As with last week, the EUR/USD settled around the 1.1266 support level. The euro is still weak amid the European countries' renewed demand for lockdowns, which add to the suffering of the Eurozone economy.
There are no major reports due from the Eurozone this week, so the release of the ZEW Survey of Economic Sentiment could be a catalyst. Readings from Germany and the entire region anticipate a decrease in optimism, which could be bearish for the EUR. After that, the US will release its CPI numbers, and dips in price pressures are also in focus. The headline reading could drop from 0.9% to 0.7% while the core reading could drop from 0.6% to 0.5%. Weaker-than-expected results could undermine the Fed's toughened hopes for mid-2022, which could affect the US currency. On the other hand, strong data could increase the attractiveness of the US dollar, which can already benefit from safe haven flows these days.

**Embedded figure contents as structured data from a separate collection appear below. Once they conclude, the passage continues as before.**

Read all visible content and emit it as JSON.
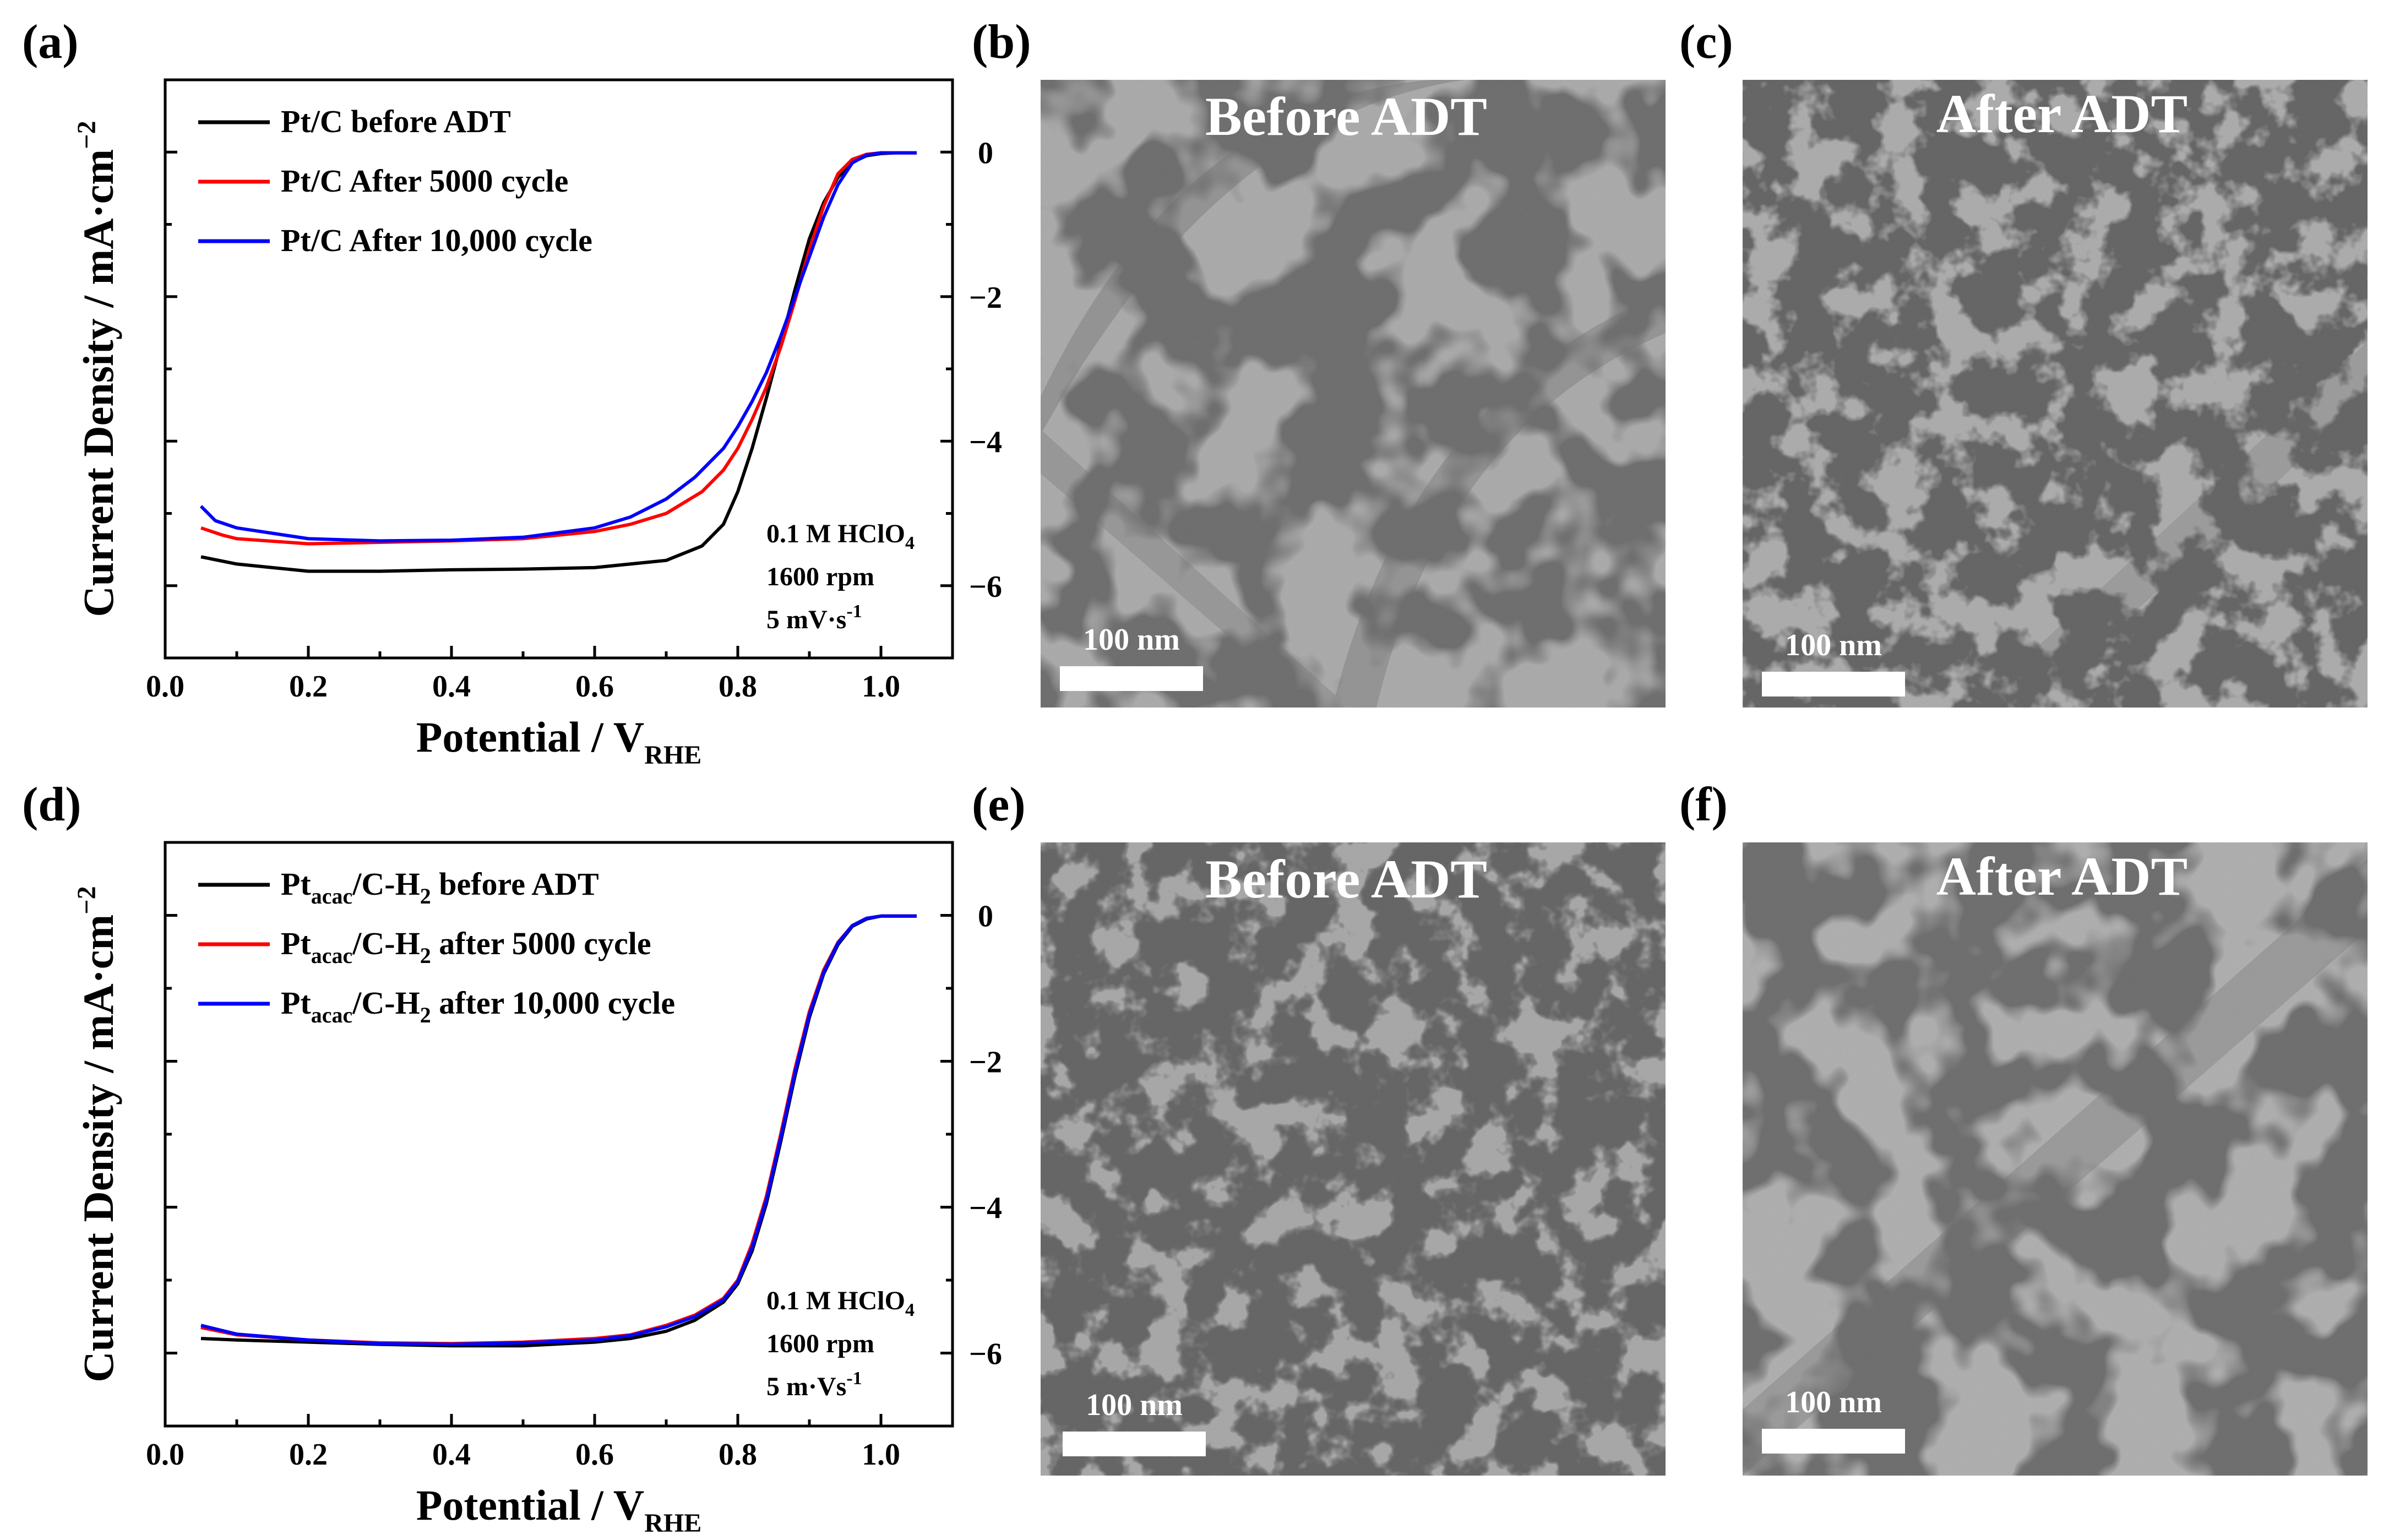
{
  "panel_labels": [
    "(a)",
    "(b)",
    "(c)",
    "(d)",
    "(e)",
    "(f)"
  ],
  "colors": {
    "before": "#000000",
    "after5000": "#ff0000",
    "after10000": "#0000ff"
  },
  "chart_data": [
    {
      "type": "line",
      "panel": "(a)",
      "xlabel_main": "Potential / V",
      "xlabel_sub": "RHE",
      "ylabel_main": "Current Density / mA·cm",
      "ylabel_sup": "−2",
      "xlim": [
        0.0,
        1.1
      ],
      "ylim": [
        -7,
        1
      ],
      "xticks": [
        "0.0",
        "0.2",
        "0.4",
        "0.6",
        "0.8",
        "1.0"
      ],
      "yticks": [
        "0",
        "−2",
        "−4",
        "−6"
      ],
      "legend": [
        {
          "name": "Pt/C before ADT"
        },
        {
          "name": "Pt/C After 5000 cycle"
        },
        {
          "name": "Pt/C After 10,000 cycle"
        }
      ],
      "annotations": {
        "line1_main": "0.1 M HClO",
        "line1_sub": "4",
        "line2": "1600 rpm",
        "line3_main": "5 mV·s",
        "line3_sup": "-1"
      },
      "series": [
        {
          "name": "Pt/C before ADT",
          "color": "#000000",
          "x": [
            0.05,
            0.1,
            0.2,
            0.3,
            0.4,
            0.5,
            0.6,
            0.7,
            0.75,
            0.78,
            0.8,
            0.82,
            0.84,
            0.86,
            0.88,
            0.9,
            0.92,
            0.94,
            0.96,
            0.98,
            1.0,
            1.02,
            1.05
          ],
          "y": [
            -5.6,
            -5.7,
            -5.8,
            -5.8,
            -5.78,
            -5.77,
            -5.75,
            -5.65,
            -5.45,
            -5.15,
            -4.7,
            -4.1,
            -3.4,
            -2.65,
            -1.9,
            -1.2,
            -0.7,
            -0.35,
            -0.14,
            -0.05,
            -0.02,
            -0.01,
            -0.01
          ]
        },
        {
          "name": "Pt/C After 5000 cycle",
          "color": "#ff0000",
          "x": [
            0.05,
            0.08,
            0.1,
            0.2,
            0.3,
            0.4,
            0.5,
            0.6,
            0.65,
            0.7,
            0.75,
            0.78,
            0.8,
            0.82,
            0.84,
            0.86,
            0.88,
            0.9,
            0.92,
            0.94,
            0.96,
            0.98,
            1.0,
            1.05
          ],
          "y": [
            -5.2,
            -5.3,
            -5.35,
            -5.42,
            -5.4,
            -5.38,
            -5.35,
            -5.25,
            -5.15,
            -5.0,
            -4.7,
            -4.4,
            -4.1,
            -3.7,
            -3.25,
            -2.7,
            -2.05,
            -1.35,
            -0.75,
            -0.3,
            -0.1,
            -0.03,
            -0.01,
            -0.01
          ]
        },
        {
          "name": "Pt/C After 10,000 cycle",
          "color": "#0000ff",
          "x": [
            0.05,
            0.07,
            0.1,
            0.2,
            0.3,
            0.4,
            0.5,
            0.6,
            0.65,
            0.7,
            0.74,
            0.78,
            0.8,
            0.82,
            0.84,
            0.86,
            0.88,
            0.9,
            0.92,
            0.94,
            0.96,
            0.98,
            1.0,
            1.05
          ],
          "y": [
            -4.9,
            -5.1,
            -5.2,
            -5.35,
            -5.38,
            -5.37,
            -5.33,
            -5.2,
            -5.05,
            -4.8,
            -4.5,
            -4.1,
            -3.8,
            -3.45,
            -3.05,
            -2.55,
            -2.0,
            -1.45,
            -0.9,
            -0.45,
            -0.15,
            -0.04,
            -0.01,
            -0.01
          ]
        }
      ]
    },
    {
      "type": "line",
      "panel": "(d)",
      "xlabel_main": "Potential / V",
      "xlabel_sub": "RHE",
      "ylabel_main": "Current Density / mA·cm",
      "ylabel_sup": "−2",
      "xlim": [
        0.0,
        1.1
      ],
      "ylim": [
        -7,
        1
      ],
      "xticks": [
        "0.0",
        "0.2",
        "0.4",
        "0.6",
        "0.8",
        "1.0"
      ],
      "yticks": [
        "0",
        "−2",
        "−4",
        "−6"
      ],
      "legend": [
        {
          "name_main": "Pt",
          "name_sub": "acac",
          "name_mid": "/C-H",
          "name_sub2": "2",
          "name_tail": " before ADT"
        },
        {
          "name_main": "Pt",
          "name_sub": "acac",
          "name_mid": "/C-H",
          "name_sub2": "2",
          "name_tail": " after 5000 cycle"
        },
        {
          "name_main": "Pt",
          "name_sub": "acac",
          "name_mid": "/C-H",
          "name_sub2": "2",
          "name_tail": " after 10,000 cycle"
        }
      ],
      "annotations": {
        "line1_main": "0.1 M HClO",
        "line1_sub": "4",
        "line2": "1600 rpm",
        "line3_main": "5 m·Vs",
        "line3_sup": "-1"
      },
      "series": [
        {
          "name": "Ptacac/C-H2 before ADT",
          "color": "#000000",
          "x": [
            0.05,
            0.1,
            0.2,
            0.3,
            0.4,
            0.5,
            0.6,
            0.65,
            0.7,
            0.74,
            0.78,
            0.8,
            0.82,
            0.84,
            0.86,
            0.88,
            0.9,
            0.92,
            0.94,
            0.96,
            0.98,
            1.0,
            1.05
          ],
          "y": [
            -5.8,
            -5.82,
            -5.85,
            -5.88,
            -5.9,
            -5.9,
            -5.85,
            -5.8,
            -5.7,
            -5.55,
            -5.3,
            -5.05,
            -4.6,
            -3.95,
            -3.1,
            -2.2,
            -1.4,
            -0.8,
            -0.4,
            -0.15,
            -0.05,
            -0.01,
            -0.01
          ]
        },
        {
          "name": "Ptacac/C-H2 after 5000 cycle",
          "color": "#ff0000",
          "x": [
            0.05,
            0.1,
            0.2,
            0.3,
            0.4,
            0.5,
            0.6,
            0.65,
            0.7,
            0.74,
            0.78,
            0.8,
            0.82,
            0.84,
            0.86,
            0.88,
            0.9,
            0.92,
            0.94,
            0.96,
            0.98,
            1.0,
            1.05
          ],
          "y": [
            -5.65,
            -5.75,
            -5.82,
            -5.86,
            -5.87,
            -5.85,
            -5.8,
            -5.75,
            -5.62,
            -5.48,
            -5.25,
            -5.0,
            -4.5,
            -3.85,
            -3.0,
            -2.1,
            -1.32,
            -0.75,
            -0.37,
            -0.14,
            -0.04,
            -0.01,
            -0.01
          ]
        },
        {
          "name": "Ptacac/C-H2 after 10,000 cycle",
          "color": "#0000ff",
          "x": [
            0.05,
            0.1,
            0.2,
            0.3,
            0.4,
            0.5,
            0.6,
            0.65,
            0.7,
            0.74,
            0.78,
            0.8,
            0.82,
            0.84,
            0.86,
            0.88,
            0.9,
            0.92,
            0.94,
            0.96,
            0.98,
            1.0,
            1.05
          ],
          "y": [
            -5.62,
            -5.74,
            -5.82,
            -5.87,
            -5.88,
            -5.86,
            -5.82,
            -5.76,
            -5.64,
            -5.5,
            -5.27,
            -5.02,
            -4.55,
            -3.9,
            -3.05,
            -2.15,
            -1.36,
            -0.78,
            -0.38,
            -0.14,
            -0.04,
            -0.01,
            -0.01
          ]
        }
      ]
    }
  ],
  "micrographs": [
    {
      "panel": "(b)",
      "title": "Before ADT",
      "scale_bar": "100 nm"
    },
    {
      "panel": "(c)",
      "title": "After ADT",
      "scale_bar": "100 nm"
    },
    {
      "panel": "(e)",
      "title": "Before ADT",
      "scale_bar": "100 nm"
    },
    {
      "panel": "(f)",
      "title": "After ADT",
      "scale_bar": "100 nm"
    }
  ]
}
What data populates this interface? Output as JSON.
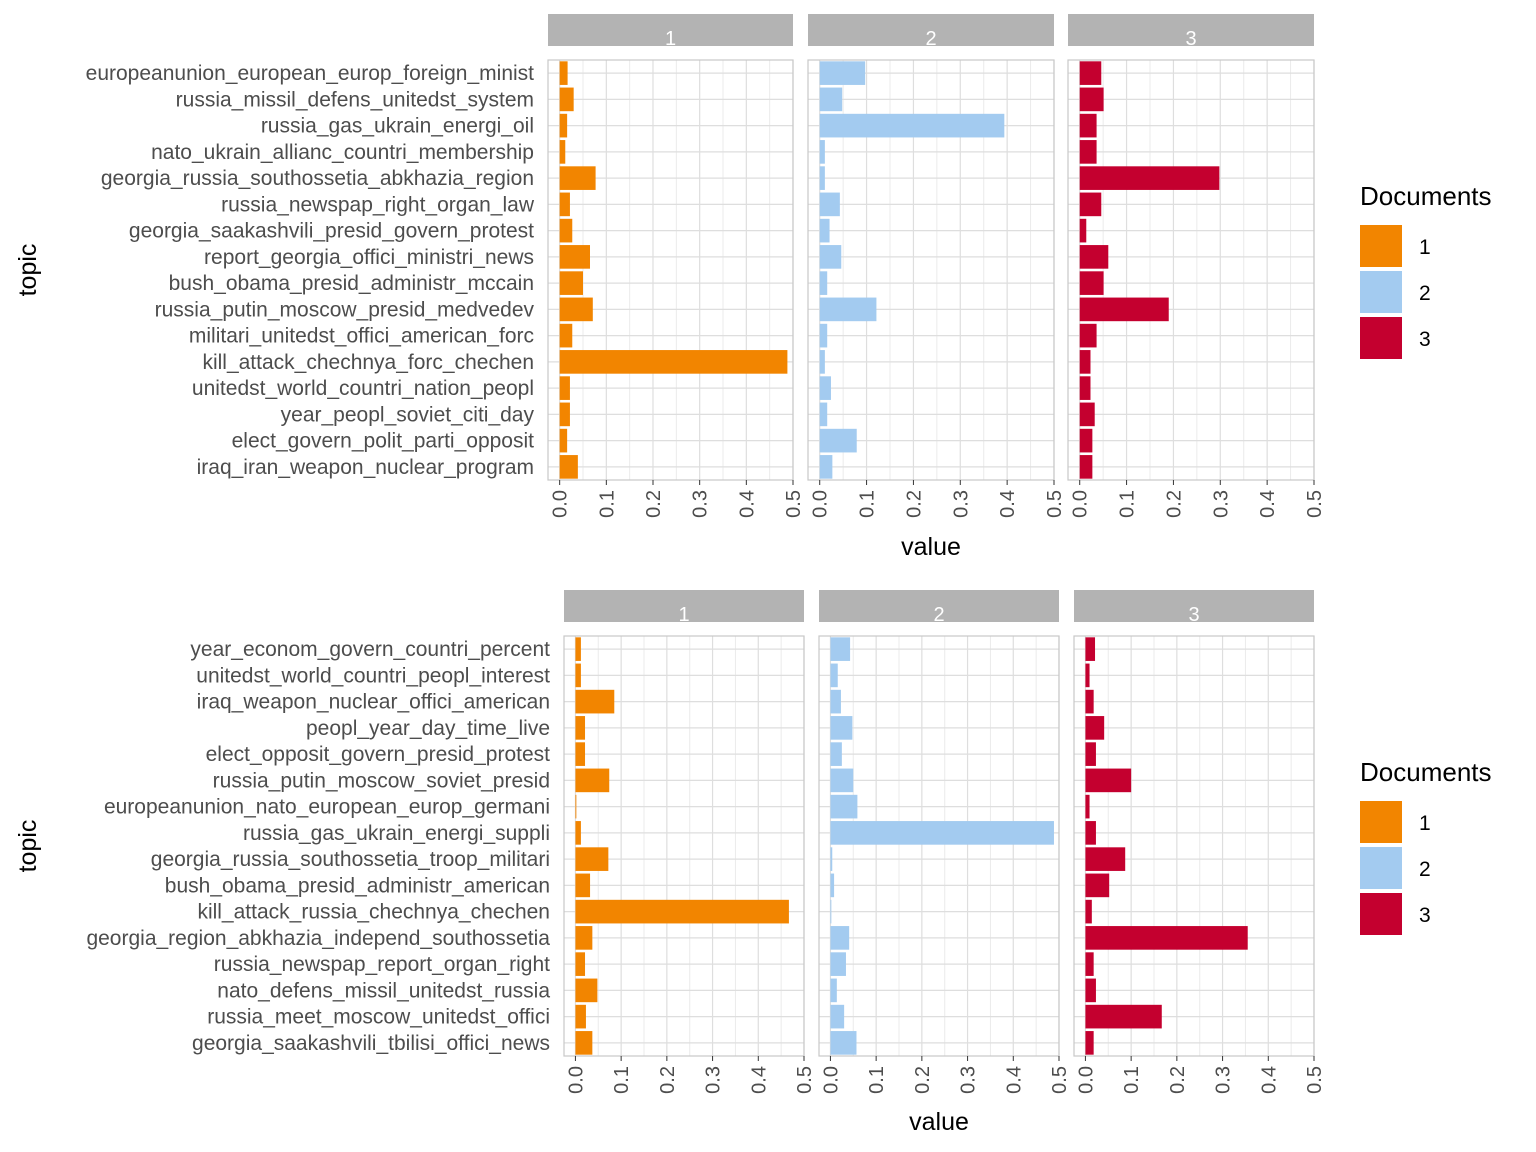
{
  "chart_data": [
    {
      "type": "bar",
      "orientation": "horizontal",
      "facets": [
        "1",
        "2",
        "3"
      ],
      "xlabel": "value",
      "ylabel": "topic",
      "xlim": [
        -0.025,
        0.5
      ],
      "xticks": [
        "0.0",
        "0.1",
        "0.2",
        "0.3",
        "0.4",
        "0.5"
      ],
      "grid": true,
      "legend": {
        "title": "Documents",
        "position": "right",
        "labels": [
          "1",
          "2",
          "3"
        ]
      },
      "colors": [
        "#F28500",
        "#A3CBF0",
        "#C4002F"
      ],
      "categories": [
        "europeanunion_european_europ_foreign_minist",
        "russia_missil_defens_unitedst_system",
        "russia_gas_ukrain_energi_oil",
        "nato_ukrain_allianc_countri_membership",
        "georgia_russia_southossetia_abkhazia_region",
        "russia_newspap_right_organ_law",
        "georgia_saakashvili_presid_govern_protest",
        "report_georgia_offici_ministri_news",
        "bush_obama_presid_administr_mccain",
        "russia_putin_moscow_presid_medvedev",
        "militari_unitedst_offici_american_forc",
        "kill_attack_chechnya_forc_chechen",
        "unitedst_world_countri_nation_peopl",
        "year_peopl_soviet_citi_day",
        "elect_govern_polit_parti_opposit",
        "iraq_iran_weapon_nuclear_program"
      ],
      "series": [
        {
          "name": "1",
          "values": [
            0.017,
            0.03,
            0.016,
            0.012,
            0.077,
            0.022,
            0.027,
            0.065,
            0.05,
            0.071,
            0.027,
            0.488,
            0.022,
            0.022,
            0.016,
            0.039
          ]
        },
        {
          "name": "2",
          "values": [
            0.097,
            0.048,
            0.394,
            0.011,
            0.011,
            0.043,
            0.021,
            0.046,
            0.016,
            0.121,
            0.016,
            0.011,
            0.024,
            0.016,
            0.079,
            0.027
          ]
        },
        {
          "name": "3",
          "values": [
            0.046,
            0.051,
            0.036,
            0.036,
            0.298,
            0.046,
            0.014,
            0.061,
            0.051,
            0.19,
            0.036,
            0.023,
            0.023,
            0.032,
            0.027,
            0.027
          ]
        }
      ]
    },
    {
      "type": "bar",
      "orientation": "horizontal",
      "facets": [
        "1",
        "2",
        "3"
      ],
      "xlabel": "value",
      "ylabel": "topic",
      "xlim": [
        -0.025,
        0.5
      ],
      "xticks": [
        "0.0",
        "0.1",
        "0.2",
        "0.3",
        "0.4",
        "0.5"
      ],
      "grid": true,
      "legend": {
        "title": "Documents",
        "position": "right",
        "labels": [
          "1",
          "2",
          "3"
        ]
      },
      "colors": [
        "#F28500",
        "#A3CBF0",
        "#C4002F"
      ],
      "categories": [
        "year_econom_govern_countri_percent",
        "unitedst_world_countri_peopl_interest",
        "iraq_weapon_nuclear_offici_american",
        "peopl_year_day_time_live",
        "elect_opposit_govern_presid_protest",
        "russia_putin_moscow_soviet_presid",
        "europeanunion_nato_european_europ_germani",
        "russia_gas_ukrain_energi_suppli",
        "georgia_russia_southossetia_troop_militari",
        "bush_obama_presid_administr_american",
        "kill_attack_russia_chechnya_chechen",
        "georgia_region_abkhazia_independ_southossetia",
        "russia_newspap_report_organ_right",
        "nato_defens_missil_unitedst_russia",
        "russia_meet_moscow_unitedst_offici",
        "georgia_saakashvili_tbilisi_offici_news"
      ],
      "series": [
        {
          "name": "1",
          "values": [
            0.012,
            0.012,
            0.085,
            0.021,
            0.021,
            0.074,
            0.002,
            0.012,
            0.072,
            0.032,
            0.467,
            0.037,
            0.021,
            0.048,
            0.023,
            0.037
          ]
        },
        {
          "name": "2",
          "values": [
            0.043,
            0.016,
            0.023,
            0.048,
            0.025,
            0.05,
            0.059,
            0.489,
            0.004,
            0.008,
            0.002,
            0.041,
            0.034,
            0.014,
            0.03,
            0.057
          ]
        },
        {
          "name": "3",
          "values": [
            0.021,
            0.009,
            0.018,
            0.041,
            0.023,
            0.1,
            0.009,
            0.023,
            0.087,
            0.052,
            0.014,
            0.355,
            0.018,
            0.023,
            0.167,
            0.018
          ]
        }
      ]
    }
  ]
}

The EUR/USD pair had previously slipped to new 2021 lows under the 1.12 figure before the discovery of the latest mutant strain of the coronavirus that ignited a fire in assets and risk currencies in late November, triggering a wave of automatic demand for lower funding coins. Commenting on this, Tim Riddell, macro strategist at Westpac in London says, “Omicron caused a sharp unwinding of its FX financing deals which included shorts in both the yen and the euro. This was even more prominent against risk-correlated currencies, such as the Australian dollar.”
“EUR/USD may face another temporary pressure towards 1.14, but our tendency will be to retest the 1.1200 support, if not towards the 1.1000-50 region, before the ECB meeting,” Riedel and colleagues wrote in a research briefing last Thursday.
With the euro being sold heavily earlier in the year by investors seeking to fund bets on higher-yielding currencies or simply those who offer higher yield opportunities for other reasons, it was the first and most important benefit of investors as investors began to take risk off the table in late November. While these global market factors were instrumental in saving the euro from moving continuously below the 1.12 support, they were not the only drivers of the euro's recent performance, as last week's Eurozone inflation numbers seem to have had some impact.
The EUR/USD formed lower tops linked to a descending trend line that has been steady since June of this year. There may be another decline to this resistance level. The Fibonacci retracement tool shows that the 61.8% level is close to the trend line around the 1.1500 key psychological mark. The price is already testing the 38.2% Fibonacci resistance at 1.1374 while the 50% Fibonacci close at 1.1439.
So far the 100 SMA is still below the 200 SMA to confirm that the general trend has turned bearish and that the downtrend is more likely to resume than reverse. The gap between the indicators is widening to reflect increased selling pressure. However, the RSI is only moving higher to show that buyers can come back from here and have plenty of room to push the EUR/USD higher. The stochastic is also halfway up towards an overbought area, so buyers can take control for a longer period.
If any of the Fibonacci levels hold as resistance, the EURUSD may resume sliding to the swing low around 1.1163 or lower.